When the ship was first sighted five days before being boarded, its motor was running and it was underway. At the time of boarding, the engine was dead and the rudder was locked.

The High Aim 6 was towed to Broome, While moored at Broome, subsequent forensic examination was conducted. Despite a search of some 7300 nmi, no trace of crew was ever found.

==Probable mutiny==
According to the Central News Agency, at the date of January 15 - after the boat was discovered - local calls were still being made from Indonesia using the cell phone of the boat engineer. After checking the call records, the Taiwanese police deemed a mutiny probable.
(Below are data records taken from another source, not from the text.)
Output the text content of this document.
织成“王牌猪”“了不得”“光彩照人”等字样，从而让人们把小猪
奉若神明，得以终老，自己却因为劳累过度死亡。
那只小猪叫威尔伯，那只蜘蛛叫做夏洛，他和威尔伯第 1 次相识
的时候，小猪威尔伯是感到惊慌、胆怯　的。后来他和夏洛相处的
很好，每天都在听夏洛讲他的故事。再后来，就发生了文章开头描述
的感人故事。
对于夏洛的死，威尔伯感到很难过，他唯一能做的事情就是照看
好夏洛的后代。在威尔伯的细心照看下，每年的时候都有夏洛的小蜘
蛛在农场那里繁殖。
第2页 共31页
Recruiting agencies in Indonesia were contacted and it appeared that 10 men had been recruited. The Indonesian police arrested the only member who could be tracked down, in the province of North Sulawesi. According to his declaration, members of the crew had killed the captain and the engineer on December 8 and then proceeded to go back to their homeland. He never gave a clear explanation as to the motive and the details of the affair.

In the previous year, in a similar event, the Taiwanese fishing boat Hairisheng 6 (海日盛六號) was discovered empty by an Indonesian military boat. Three crew members were subsequently arrested (of a total of 10) and confessed to the murder of the captain and the engineer.

==Final disposition of the ship==
High Aim 6 was deemed abandoned and was handed over to the Australian Fisheries Management Authority for disposal. AFMA's efforts to find a suitable home for the vessel ended with the conclusion that it should be sunk for use as a fish habitat.

The ship was sat beached on the sand beach of Broome for about a year, becoming a popular tourist attraction. It was not sunk offshore as expected by local sport fishermen. Locals had hoped the ship would be dragged offshore and scuttled to be used as a dive wreck, but in October 2004, the ship was ripped apart by heavy equipment, and the ship was transferred to dump trucks and hauled to the local landfill for a final resting place a year after its discovery.